- Directed by: Alexandre Dostie
- Written by: Alexandre Dostie
- Produced by: Hany Ouichou Gabrielle Tougas-Fréchette
- Starring: Joseph DeLorey Francis La Haye Sandrine Bisson
- Cinematography: Vincent Biron
- Edited by: Stéphane Lafleur
- Music by: Christophe Lamarche-Ledoux
- Production companies: Art & Essai
- Distributed by: Travelling Distribution
- Release date: September 12, 2016 (TIFF);
- Running time: 17 minutes
- Country: Canada
- Language: French

= Mutants (2016 film) =

Mutants is a Canadian short drama film, directed by Alexandre Dostie and released in 2016. The film stars Joseph DeLorey as Keven, a teenager who, after being injured at baseball practice, is sent on an unexpected emotional journey of discovery.

The film's cast also includes Francis La Haye and Sandrine Bisson.

==Awards==
At TIFF, the film won the award for Best Canadian Short Film.
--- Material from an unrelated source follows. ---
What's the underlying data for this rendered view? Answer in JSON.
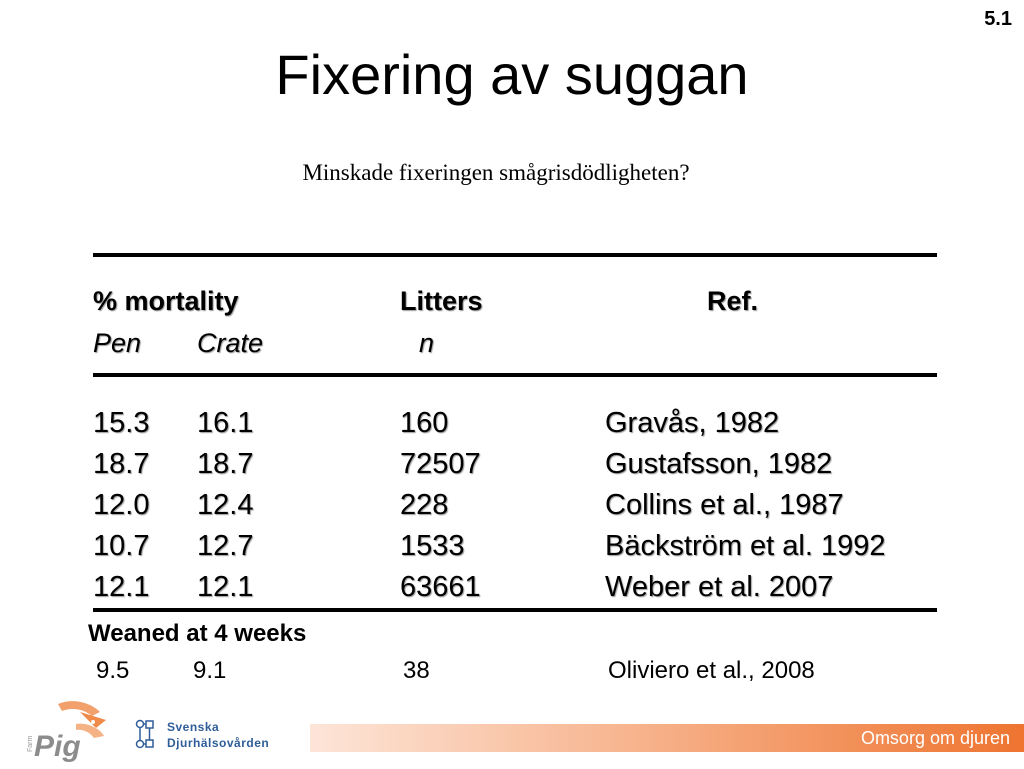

It was subsequently named to the festival's year-end Canada's Top Ten list of the year's best short films.

At the 5th Canadian Screen Awards in 2017, the film won the Canadian Screen Award for Best Live Action Short Drama, and at the 19th Quebec Cinema Awards in 2017, the film won the award for Best Short Film.